Hispanics More Optimistic Despite Faring Worst in Economy

A new Washington Post-Kaiser Family Foundation-Harvard University poll found that Hispanics and African-Americans remained the most hopeful despite the economic recession in comparison to whites.

Whites were more pessimistic in general, but Hispanics who “were more likely to be left broke, jobless and concerned that they lack the skills needed to shape their economic futures” held a more positive outlook on their economic future.

Even though Hispanic-owned businesses are growing at one of the highest rates across the nation, the community has experienced a reversal in other aspects of economic fortunes.  Compared to just a few years ago, home ownership rates are down and the number of unemployed and poor is up.

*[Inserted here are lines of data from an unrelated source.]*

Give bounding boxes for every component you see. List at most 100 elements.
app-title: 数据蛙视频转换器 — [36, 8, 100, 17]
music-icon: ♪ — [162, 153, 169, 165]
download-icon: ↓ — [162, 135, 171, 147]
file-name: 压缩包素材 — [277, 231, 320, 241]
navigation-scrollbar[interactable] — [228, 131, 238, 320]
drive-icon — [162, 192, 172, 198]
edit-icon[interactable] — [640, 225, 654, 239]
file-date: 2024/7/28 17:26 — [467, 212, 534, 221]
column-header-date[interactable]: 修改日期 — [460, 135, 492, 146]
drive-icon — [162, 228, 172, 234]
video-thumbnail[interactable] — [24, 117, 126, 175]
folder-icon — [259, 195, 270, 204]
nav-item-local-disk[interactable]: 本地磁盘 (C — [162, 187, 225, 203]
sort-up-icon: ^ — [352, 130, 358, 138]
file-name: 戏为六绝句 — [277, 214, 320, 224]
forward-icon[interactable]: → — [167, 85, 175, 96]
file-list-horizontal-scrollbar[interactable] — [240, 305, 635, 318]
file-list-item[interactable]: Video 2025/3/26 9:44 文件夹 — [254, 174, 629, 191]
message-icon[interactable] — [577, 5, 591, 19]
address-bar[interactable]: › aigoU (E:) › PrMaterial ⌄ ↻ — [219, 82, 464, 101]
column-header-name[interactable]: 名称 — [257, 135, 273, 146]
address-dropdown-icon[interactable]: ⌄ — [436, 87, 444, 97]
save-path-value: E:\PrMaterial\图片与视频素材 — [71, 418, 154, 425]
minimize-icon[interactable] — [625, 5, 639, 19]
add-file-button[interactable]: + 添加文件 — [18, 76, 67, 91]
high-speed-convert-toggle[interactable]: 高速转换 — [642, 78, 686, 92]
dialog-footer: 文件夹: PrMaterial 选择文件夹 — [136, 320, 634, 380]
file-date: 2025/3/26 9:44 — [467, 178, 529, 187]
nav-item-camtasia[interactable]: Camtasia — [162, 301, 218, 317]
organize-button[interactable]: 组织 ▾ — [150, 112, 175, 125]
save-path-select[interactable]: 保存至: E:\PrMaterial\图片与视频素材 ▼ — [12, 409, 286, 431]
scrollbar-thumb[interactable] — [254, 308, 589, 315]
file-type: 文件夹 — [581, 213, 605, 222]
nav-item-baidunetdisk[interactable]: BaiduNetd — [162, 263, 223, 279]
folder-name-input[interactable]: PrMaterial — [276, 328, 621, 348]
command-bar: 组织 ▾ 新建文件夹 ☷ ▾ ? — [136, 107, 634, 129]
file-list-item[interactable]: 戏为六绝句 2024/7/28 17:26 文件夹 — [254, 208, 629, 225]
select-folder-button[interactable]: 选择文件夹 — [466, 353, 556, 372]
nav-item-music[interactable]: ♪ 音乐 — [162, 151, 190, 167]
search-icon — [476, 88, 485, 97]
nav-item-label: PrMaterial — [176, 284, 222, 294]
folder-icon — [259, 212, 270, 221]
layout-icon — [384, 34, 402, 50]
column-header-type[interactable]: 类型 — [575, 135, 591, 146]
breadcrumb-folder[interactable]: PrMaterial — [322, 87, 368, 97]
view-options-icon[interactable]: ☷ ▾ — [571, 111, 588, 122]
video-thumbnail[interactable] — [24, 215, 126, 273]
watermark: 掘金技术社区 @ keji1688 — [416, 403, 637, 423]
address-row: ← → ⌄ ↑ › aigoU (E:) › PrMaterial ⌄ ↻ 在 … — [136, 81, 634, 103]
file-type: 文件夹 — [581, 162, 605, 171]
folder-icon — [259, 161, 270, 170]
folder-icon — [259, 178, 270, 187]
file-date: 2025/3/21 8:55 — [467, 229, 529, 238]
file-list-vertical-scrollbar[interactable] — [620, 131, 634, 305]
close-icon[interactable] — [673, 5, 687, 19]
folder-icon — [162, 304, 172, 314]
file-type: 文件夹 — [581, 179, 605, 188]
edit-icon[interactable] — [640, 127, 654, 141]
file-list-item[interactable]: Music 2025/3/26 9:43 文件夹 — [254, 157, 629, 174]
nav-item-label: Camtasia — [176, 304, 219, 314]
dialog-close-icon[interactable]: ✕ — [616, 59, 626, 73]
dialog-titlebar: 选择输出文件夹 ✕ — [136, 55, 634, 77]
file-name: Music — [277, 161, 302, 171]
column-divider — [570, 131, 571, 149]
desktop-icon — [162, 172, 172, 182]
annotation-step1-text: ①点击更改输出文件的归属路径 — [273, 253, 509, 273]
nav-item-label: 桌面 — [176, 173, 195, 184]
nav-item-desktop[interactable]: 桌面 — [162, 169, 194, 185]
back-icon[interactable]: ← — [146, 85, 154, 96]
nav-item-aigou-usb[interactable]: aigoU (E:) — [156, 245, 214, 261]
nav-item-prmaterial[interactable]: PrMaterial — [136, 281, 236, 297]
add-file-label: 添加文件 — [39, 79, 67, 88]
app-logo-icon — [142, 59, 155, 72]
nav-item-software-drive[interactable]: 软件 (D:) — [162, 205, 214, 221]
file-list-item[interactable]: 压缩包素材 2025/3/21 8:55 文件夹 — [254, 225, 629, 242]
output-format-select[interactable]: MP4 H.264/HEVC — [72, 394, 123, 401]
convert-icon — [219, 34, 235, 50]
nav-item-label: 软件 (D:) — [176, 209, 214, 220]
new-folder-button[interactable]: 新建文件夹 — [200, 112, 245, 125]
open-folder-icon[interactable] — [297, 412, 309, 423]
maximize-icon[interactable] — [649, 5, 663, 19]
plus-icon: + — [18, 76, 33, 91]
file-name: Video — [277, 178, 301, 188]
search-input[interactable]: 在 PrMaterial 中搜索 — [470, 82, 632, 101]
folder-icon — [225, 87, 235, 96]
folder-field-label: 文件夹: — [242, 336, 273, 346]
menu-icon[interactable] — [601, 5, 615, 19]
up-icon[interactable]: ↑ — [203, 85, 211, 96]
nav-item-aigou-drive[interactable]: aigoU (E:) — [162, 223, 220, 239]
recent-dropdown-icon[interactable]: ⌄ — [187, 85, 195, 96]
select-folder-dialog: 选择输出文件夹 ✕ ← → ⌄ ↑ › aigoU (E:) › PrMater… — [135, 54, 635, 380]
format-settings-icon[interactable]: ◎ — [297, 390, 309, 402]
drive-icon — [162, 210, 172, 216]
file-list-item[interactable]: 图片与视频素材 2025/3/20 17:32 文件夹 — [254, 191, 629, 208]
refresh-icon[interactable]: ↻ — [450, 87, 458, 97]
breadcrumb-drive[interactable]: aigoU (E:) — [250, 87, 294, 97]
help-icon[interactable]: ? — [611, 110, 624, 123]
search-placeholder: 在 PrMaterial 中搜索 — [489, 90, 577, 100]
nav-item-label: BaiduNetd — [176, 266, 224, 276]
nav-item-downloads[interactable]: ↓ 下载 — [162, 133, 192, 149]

About four in 10 Hispanics that were employed also said they could be in “real financial trouble” in one month if they didn’t have a paycheck coming in.  Job insecurity was also a feeling shared by a third of Hispanics, more than in any other group and almost one-third said they lost their health insurance or other benefits.

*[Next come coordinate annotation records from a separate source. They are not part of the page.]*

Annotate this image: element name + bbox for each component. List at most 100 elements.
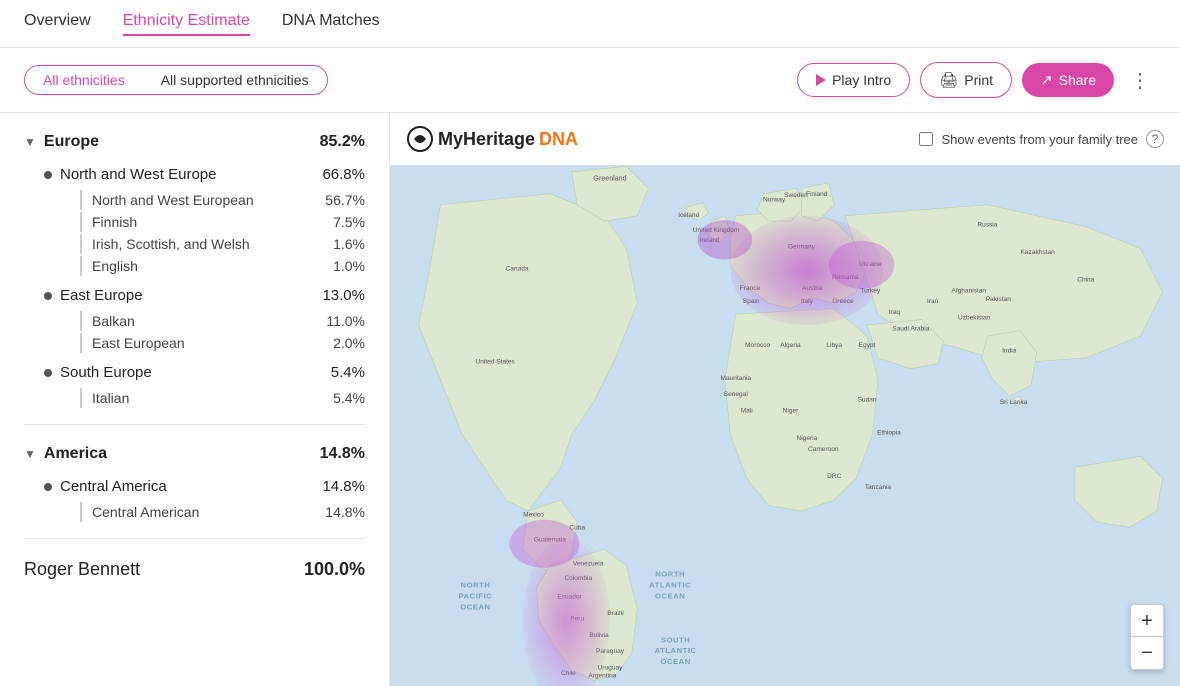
svg-text:Libya: Libya: [826, 342, 842, 349]
central-america-details: Central American 14.8%: [80, 502, 365, 522]
svg-text:Iraq: Iraq: [889, 309, 901, 316]
sub-region-central-america: Central America 14.8% Central American 1…: [44, 475, 365, 522]
print-button[interactable]: 🖨 Print: [920, 62, 1012, 98]
region-america-header[interactable]: ▼ America 14.8%: [24, 441, 365, 467]
svg-text:Norway: Norway: [763, 196, 786, 203]
svg-text:China: China: [1077, 276, 1094, 283]
nav-dna-matches[interactable]: DNA Matches: [282, 12, 380, 36]
nav-overview[interactable]: Overview: [24, 12, 91, 36]
sub-region-central-america-header[interactable]: Central America 14.8%: [44, 475, 365, 498]
top-navigation: Overview Ethnicity Estimate DNA Matches: [0, 0, 1180, 48]
svg-text:Cameroon: Cameroon: [808, 446, 839, 453]
svg-text:NORTH: NORTH: [461, 581, 491, 590]
map-header: MyHeritage DNA Show events from your fam…: [390, 113, 1180, 166]
chevron-america: ▼: [24, 447, 36, 461]
detail-north-west-european: North and West European 56.7%: [80, 190, 365, 210]
svg-text:Russia: Russia: [977, 222, 997, 229]
show-events-checkbox[interactable]: [919, 132, 933, 146]
svg-text:Mexico: Mexico: [523, 511, 544, 518]
svg-text:Morocco: Morocco: [745, 342, 770, 349]
sub-region-south-europe-header[interactable]: South Europe 5.4%: [44, 361, 365, 384]
filter-all-supported[interactable]: All supported ethnicities: [143, 66, 327, 94]
sub-region-north-west-europe: North and West Europe 66.8% North and We…: [44, 163, 365, 276]
sub-region-central-america-percent: 14.8%: [322, 478, 365, 495]
detail-irish-scottish-welsh: Irish, Scottish, and Welsh 1.6%: [80, 234, 365, 254]
svg-text:Afghanistan: Afghanistan: [951, 287, 986, 294]
svg-text:Algeria: Algeria: [780, 342, 801, 349]
ethnicity-filter-pills: All ethnicities All supported ethnicitie…: [24, 65, 328, 95]
sub-region-south-europe: South Europe 5.4% Italian 5.4%: [44, 361, 365, 408]
svg-text:United States: United States: [476, 358, 516, 365]
region-america-percent: 14.8%: [320, 445, 365, 463]
bullet-south-europe: [44, 369, 52, 377]
action-buttons: Play Intro 🖨 Print ↗ Share ⋮: [797, 62, 1156, 98]
svg-text:Sudan: Sudan: [858, 397, 877, 404]
sub-region-south-europe-label: South Europe: [60, 364, 152, 381]
region-europe-percent: 85.2%: [320, 133, 365, 151]
play-intro-button[interactable]: Play Intro: [797, 63, 910, 97]
zoom-in-button[interactable]: +: [1131, 605, 1163, 637]
svg-text:India: India: [1002, 347, 1017, 354]
zoom-controls: + −: [1130, 604, 1164, 670]
help-icon[interactable]: ?: [1146, 130, 1164, 148]
svg-text:Finland: Finland: [806, 191, 828, 198]
svg-text:OCEAN: OCEAN: [660, 657, 690, 666]
svg-text:SOUTH: SOUTH: [661, 635, 690, 644]
total-name: Roger Bennett: [24, 559, 140, 580]
world-map[interactable]: NORTH PACIFIC OCEAN NORTH ATLANTIC OCEAN…: [390, 161, 1180, 686]
svg-text:Pakistan: Pakistan: [986, 296, 1011, 303]
svg-text:Greenland: Greenland: [593, 175, 626, 183]
total-percent: 100.0%: [304, 559, 365, 580]
sub-region-north-west-europe-percent: 66.8%: [322, 166, 365, 183]
nav-ethnicity-estimate[interactable]: Ethnicity Estimate: [123, 12, 250, 36]
svg-text:OCEAN: OCEAN: [655, 592, 685, 601]
svg-text:Kazakhstan: Kazakhstan: [1021, 249, 1056, 256]
sub-region-north-west-europe-header[interactable]: North and West Europe 66.8%: [44, 163, 365, 186]
region-america: ▼ America 14.8% Central America 14.8% Ce…: [24, 441, 365, 522]
sub-region-central-america-label: Central America: [60, 478, 167, 495]
svg-text:Nigeria: Nigeria: [797, 435, 818, 442]
svg-text:Iceland: Iceland: [678, 212, 699, 219]
detail-finnish: Finnish 7.5%: [80, 212, 365, 232]
svg-text:Niger: Niger: [783, 408, 799, 415]
sub-region-east-europe-label: East Europe: [60, 287, 143, 304]
bullet-east-europe: [44, 292, 52, 300]
zoom-out-button[interactable]: −: [1131, 637, 1163, 669]
svg-text:Uzbekistan: Uzbekistan: [958, 315, 991, 322]
svg-text:Mali: Mali: [741, 408, 754, 415]
south-europe-details: Italian 5.4%: [80, 388, 365, 408]
svg-text:Egypt: Egypt: [859, 342, 876, 349]
svg-text:Mauritania: Mauritania: [720, 375, 751, 382]
uk-ethnicity-blob: [698, 220, 753, 259]
filter-bar: All ethnicities All supported ethnicitie…: [0, 48, 1180, 113]
svg-text:PACIFIC: PACIFIC: [459, 592, 493, 601]
detail-east-european: East European 2.0%: [80, 333, 365, 353]
sub-region-east-europe: East Europe 13.0% Balkan 11.0% East Euro…: [44, 284, 365, 353]
print-icon: 🖨: [939, 71, 958, 89]
svg-text:DRC: DRC: [827, 473, 841, 480]
sub-region-east-europe-percent: 13.0%: [322, 287, 365, 304]
total-row: Roger Bennett 100.0%: [24, 555, 365, 584]
main-content: ▼ Europe 85.2% North and West Europe 66.…: [0, 113, 1180, 686]
sub-region-south-europe-percent: 5.4%: [331, 364, 365, 381]
svg-text:Senegal: Senegal: [724, 391, 749, 398]
svg-text:Canada: Canada: [506, 265, 529, 272]
svg-text:Sweden: Sweden: [784, 192, 808, 199]
region-europe-header[interactable]: ▼ Europe 85.2%: [24, 129, 365, 155]
bullet-north-west-europe: [44, 171, 52, 179]
bullet-central-america: [44, 483, 52, 491]
sub-region-east-europe-header[interactable]: East Europe 13.0%: [44, 284, 365, 307]
show-events-label: Show events from your family tree: [941, 132, 1138, 147]
north-west-europe-details: North and West European 56.7% Finnish 7.…: [80, 190, 365, 276]
share-button[interactable]: ↗ Share: [1022, 63, 1114, 97]
myheritage-logo: MyHeritage DNA: [406, 125, 578, 153]
svg-text:Ethiopia: Ethiopia: [877, 429, 901, 436]
chevron-europe: ▼: [24, 135, 36, 149]
ethnicity-sidebar: ▼ Europe 85.2% North and West Europe 66.…: [0, 113, 390, 686]
region-europe: ▼ Europe 85.2% North and West Europe 66.…: [24, 129, 365, 408]
filter-all-ethnicities[interactable]: All ethnicities: [25, 66, 143, 94]
more-options-button[interactable]: ⋮: [1124, 64, 1156, 96]
logo-icon: [406, 125, 434, 153]
detail-balkan: Balkan 11.0%: [80, 311, 365, 331]
logo-dna: DNA: [539, 129, 578, 150]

Despite all this, the degree of pessimism among Hispanics wasn’t as high as it was with whites, who are generally more satisfied with their personal financial situations.

“I think things are going to get worse before they get better. A lot of people are going to have to buckle down because we’ve got a generation now that doesn’t work,” David Still, a married white 54-year-old father of two from Sumter, S.C., said.  “You got people who were brought up on state support and things like that. When you can get as much money sitting at home as working, you are going to do that.”

Hispanics, on the other hand, feel the economy will right itself sooner than later and that their prospects will improve in a matter of time.

“With all the cutbacks, it is hard to find a job,” said Denise Miller, a 28-year-old Hispanic mother of two in El Paso.  “I’m substituting, but I’d rather have a full-time job.”

The poll also found that two-thirds of Hispanics believe that by working hard people will be able to get ahead and  just a little over half said that their family’s financial situation will improve over the next year.

According to the poll, Whites were more likely to say “It will be a long time before the economy recovers.”

Whites and Hispanics also differed over who is to blame for the nation’s economic troubles.  Whites felt the president’s economic program was to blame by a margin of 2 to 1, but Hispanics felt the opposite by 3 to 1.  African Americans held the best view of the president’s handling of the economy.

The poll was conducted by telephone from Jan. 27 to Feb. 9 among a random national sample of 1,959 adults.